In 1958, the communists were looking to prove that their system of government was the ideal, but were struggling to meet people’s basic needs while addressing the issues that come with overpopulation. 

Chairman of the CCP Mao Zedong and his cronies were convinced that the answer laid in mobilizing that population to eradicate four widespread pests that were wreaking havoc on China. The first were the mosquitos that caused malaria. Next came the rats that caused plague. Third, came the common housefly – a disgusting creature by any measure. 

Mao in 1959.

While the first three are indeed pestilent, the fourth “pest” stood out, because it was very much unlike the others: the sparrow. The Chinese government believed that the tens of thousands of sparrows ate as much as ten pounds of grain every year. Where they got this information is unclear, and their methods to address it would be devastating. 

The Chinese communists enlisted the entire population of China to hunt sparrows and kill them in a war of extermination. Millions of people subsequently left their homes and began destroying sparrow nests, breaking eggs, and killing chicks. They organized themselves into separate groups and began to herd sparrows into places they could either be destroyed or denied rest. 

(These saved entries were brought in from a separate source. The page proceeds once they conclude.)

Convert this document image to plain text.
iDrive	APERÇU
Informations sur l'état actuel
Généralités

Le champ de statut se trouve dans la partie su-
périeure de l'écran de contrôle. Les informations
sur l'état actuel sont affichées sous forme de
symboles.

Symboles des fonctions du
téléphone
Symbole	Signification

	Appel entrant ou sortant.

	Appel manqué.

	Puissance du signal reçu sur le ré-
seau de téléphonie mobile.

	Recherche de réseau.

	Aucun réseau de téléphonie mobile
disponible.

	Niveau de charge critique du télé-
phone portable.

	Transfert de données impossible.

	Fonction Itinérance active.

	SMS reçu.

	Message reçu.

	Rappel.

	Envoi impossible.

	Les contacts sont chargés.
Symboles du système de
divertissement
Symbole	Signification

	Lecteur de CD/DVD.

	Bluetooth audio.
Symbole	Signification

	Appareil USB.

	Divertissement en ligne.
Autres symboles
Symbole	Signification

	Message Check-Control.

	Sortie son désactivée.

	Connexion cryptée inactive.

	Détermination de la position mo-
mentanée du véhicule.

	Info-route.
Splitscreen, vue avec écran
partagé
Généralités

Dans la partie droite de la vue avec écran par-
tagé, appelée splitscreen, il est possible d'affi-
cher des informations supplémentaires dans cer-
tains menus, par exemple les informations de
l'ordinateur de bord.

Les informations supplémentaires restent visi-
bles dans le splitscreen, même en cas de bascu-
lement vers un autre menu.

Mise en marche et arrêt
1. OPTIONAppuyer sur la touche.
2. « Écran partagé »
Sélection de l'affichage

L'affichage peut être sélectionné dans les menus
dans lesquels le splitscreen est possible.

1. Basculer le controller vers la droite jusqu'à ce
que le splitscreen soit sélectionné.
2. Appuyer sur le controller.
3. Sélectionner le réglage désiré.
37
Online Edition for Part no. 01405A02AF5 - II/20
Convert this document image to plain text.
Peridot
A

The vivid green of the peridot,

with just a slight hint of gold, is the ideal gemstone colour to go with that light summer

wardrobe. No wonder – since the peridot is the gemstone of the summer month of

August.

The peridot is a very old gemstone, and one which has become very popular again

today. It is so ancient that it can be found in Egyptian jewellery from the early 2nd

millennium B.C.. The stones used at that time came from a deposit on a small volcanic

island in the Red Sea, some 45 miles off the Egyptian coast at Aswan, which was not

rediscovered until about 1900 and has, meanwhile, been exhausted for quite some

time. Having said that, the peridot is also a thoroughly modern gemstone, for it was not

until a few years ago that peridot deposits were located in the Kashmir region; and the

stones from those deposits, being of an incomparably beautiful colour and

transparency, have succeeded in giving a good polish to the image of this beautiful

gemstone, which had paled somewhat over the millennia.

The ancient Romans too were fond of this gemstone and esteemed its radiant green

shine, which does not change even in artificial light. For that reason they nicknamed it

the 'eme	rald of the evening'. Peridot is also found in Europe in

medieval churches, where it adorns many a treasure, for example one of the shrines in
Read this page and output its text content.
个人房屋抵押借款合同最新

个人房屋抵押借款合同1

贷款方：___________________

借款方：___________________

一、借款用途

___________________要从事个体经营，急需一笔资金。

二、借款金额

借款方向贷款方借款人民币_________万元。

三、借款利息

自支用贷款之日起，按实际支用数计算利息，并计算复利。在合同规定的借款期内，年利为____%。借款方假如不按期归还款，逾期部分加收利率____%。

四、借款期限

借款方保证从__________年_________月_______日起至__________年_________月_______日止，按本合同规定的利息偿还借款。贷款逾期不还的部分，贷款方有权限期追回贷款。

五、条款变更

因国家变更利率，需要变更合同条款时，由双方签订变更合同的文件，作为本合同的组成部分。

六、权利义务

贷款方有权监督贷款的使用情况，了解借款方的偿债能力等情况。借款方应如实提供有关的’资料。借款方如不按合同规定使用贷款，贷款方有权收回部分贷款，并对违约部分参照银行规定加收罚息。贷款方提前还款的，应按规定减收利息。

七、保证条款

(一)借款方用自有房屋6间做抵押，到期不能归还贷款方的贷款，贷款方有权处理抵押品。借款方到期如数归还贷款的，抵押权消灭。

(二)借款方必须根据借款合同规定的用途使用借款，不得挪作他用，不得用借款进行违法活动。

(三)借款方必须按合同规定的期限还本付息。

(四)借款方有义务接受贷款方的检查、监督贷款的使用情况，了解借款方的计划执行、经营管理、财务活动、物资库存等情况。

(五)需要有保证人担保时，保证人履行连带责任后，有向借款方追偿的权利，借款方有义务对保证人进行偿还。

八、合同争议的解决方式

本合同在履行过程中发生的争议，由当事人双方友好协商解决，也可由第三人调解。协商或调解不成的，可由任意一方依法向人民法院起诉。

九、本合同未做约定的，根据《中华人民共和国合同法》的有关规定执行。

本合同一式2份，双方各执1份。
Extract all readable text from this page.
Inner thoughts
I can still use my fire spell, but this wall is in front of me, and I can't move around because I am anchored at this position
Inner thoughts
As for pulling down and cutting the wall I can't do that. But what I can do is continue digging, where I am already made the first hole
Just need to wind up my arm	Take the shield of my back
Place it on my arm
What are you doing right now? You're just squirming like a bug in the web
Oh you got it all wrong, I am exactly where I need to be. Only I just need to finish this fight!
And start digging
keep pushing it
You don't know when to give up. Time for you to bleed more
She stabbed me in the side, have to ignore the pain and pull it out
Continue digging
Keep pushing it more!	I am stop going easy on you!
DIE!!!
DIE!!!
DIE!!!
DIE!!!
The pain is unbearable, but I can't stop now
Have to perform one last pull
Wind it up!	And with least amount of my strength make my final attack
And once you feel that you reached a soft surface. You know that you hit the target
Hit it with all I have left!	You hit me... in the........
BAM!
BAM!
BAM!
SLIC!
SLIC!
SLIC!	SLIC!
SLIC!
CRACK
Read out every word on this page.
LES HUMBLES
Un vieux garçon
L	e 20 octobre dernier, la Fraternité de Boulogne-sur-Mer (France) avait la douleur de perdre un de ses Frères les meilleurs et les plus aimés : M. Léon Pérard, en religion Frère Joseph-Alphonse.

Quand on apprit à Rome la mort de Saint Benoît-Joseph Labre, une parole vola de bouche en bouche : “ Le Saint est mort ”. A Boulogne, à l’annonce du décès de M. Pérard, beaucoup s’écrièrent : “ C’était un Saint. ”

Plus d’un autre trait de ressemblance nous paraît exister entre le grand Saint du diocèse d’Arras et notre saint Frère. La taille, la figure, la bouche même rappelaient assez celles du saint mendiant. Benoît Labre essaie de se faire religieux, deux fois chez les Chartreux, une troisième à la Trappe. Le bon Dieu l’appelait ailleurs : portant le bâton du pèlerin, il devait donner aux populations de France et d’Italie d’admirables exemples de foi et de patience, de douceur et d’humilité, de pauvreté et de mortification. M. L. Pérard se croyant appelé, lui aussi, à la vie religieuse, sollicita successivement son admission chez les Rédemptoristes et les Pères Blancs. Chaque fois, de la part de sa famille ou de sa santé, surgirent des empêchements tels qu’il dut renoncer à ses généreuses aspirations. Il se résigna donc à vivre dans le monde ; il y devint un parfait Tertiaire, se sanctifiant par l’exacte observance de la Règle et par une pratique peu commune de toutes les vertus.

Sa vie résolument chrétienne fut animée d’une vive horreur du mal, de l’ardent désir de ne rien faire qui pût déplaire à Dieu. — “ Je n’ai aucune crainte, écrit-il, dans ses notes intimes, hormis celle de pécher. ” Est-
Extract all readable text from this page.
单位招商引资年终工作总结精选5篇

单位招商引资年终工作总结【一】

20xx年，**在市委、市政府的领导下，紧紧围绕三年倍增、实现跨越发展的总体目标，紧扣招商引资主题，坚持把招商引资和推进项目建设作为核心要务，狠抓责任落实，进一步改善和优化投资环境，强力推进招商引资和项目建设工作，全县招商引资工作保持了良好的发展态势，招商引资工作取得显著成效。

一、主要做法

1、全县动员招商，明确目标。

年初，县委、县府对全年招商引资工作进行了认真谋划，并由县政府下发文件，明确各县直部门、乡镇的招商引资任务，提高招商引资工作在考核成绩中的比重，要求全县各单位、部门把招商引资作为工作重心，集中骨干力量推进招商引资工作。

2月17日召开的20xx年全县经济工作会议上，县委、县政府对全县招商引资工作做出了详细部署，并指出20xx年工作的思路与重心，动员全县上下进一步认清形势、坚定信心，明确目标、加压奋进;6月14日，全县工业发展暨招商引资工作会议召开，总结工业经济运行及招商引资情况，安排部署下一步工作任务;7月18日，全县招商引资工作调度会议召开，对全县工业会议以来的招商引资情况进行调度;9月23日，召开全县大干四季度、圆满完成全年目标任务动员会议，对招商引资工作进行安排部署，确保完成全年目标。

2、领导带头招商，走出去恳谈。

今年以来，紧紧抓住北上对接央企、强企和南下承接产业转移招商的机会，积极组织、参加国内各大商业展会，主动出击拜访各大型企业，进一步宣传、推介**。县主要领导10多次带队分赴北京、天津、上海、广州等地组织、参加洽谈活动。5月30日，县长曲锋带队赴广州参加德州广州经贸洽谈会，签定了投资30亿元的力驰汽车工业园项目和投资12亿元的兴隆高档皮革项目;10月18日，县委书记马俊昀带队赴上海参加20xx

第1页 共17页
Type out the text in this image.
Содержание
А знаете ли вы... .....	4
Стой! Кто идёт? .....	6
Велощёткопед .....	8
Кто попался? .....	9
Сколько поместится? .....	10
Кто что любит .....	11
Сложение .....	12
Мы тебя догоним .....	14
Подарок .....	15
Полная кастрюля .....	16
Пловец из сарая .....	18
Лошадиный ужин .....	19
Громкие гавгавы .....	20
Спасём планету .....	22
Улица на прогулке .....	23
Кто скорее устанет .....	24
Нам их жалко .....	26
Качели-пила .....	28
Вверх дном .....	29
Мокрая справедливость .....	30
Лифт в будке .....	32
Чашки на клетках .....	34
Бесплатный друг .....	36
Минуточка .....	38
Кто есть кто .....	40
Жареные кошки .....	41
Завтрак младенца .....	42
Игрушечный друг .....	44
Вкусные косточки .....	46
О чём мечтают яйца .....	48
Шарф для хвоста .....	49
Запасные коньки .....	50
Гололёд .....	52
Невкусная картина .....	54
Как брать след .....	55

Sparrows soon lost any quarter inside China, and were forced to keep moving by Chinese people banging pans together to deny them any rest. Sparrows that weren’t killed directly would drop dead from exhaustion. Eventually, they could only go where Chinese people were unable to follow. 

1958 poster, 'Exterminate the four pests!'.

This meant they had to fly to the various foreign delegation buildings inside China. Since these buildings are considered foreign soil, the Chinese could not enter the grounds to kill them. When denied access to the grounds, Chinese people would wait outside the walls of the embassies playing drums to continue their eradication. 

China’s plan worked. The sparrows were nearing the point of extinction when one scientist finally got the message through Mao’s thick head that sparrows earned the ten pounds of grain they ate. These birds ate more than grain: they ate pestilent insects too, insects that would otherwise destroy China’s crops if the predatory birds weren’t keeping them in check.

Without the sparrows feeding on them, insects like locusts destroyed a lot of Chinese crops, dropping crop yields to record lows. Since Mao and his disastrous plans like the Great Leap Forward had already been massive ecological disasters, the crop yields were sunk even further by droughts and floods.

The result was the 1960 Great Chinese Famine, the deadliest man-made famine ever recorded, killing 55 million people. Mao ended the war against the sparrows and declared bed bugs to be the new “fourth pest.” In the end, Mao had to import 250,000 sparrows from the USSR to replenish the sparrows and end the locust population’s devastating effect.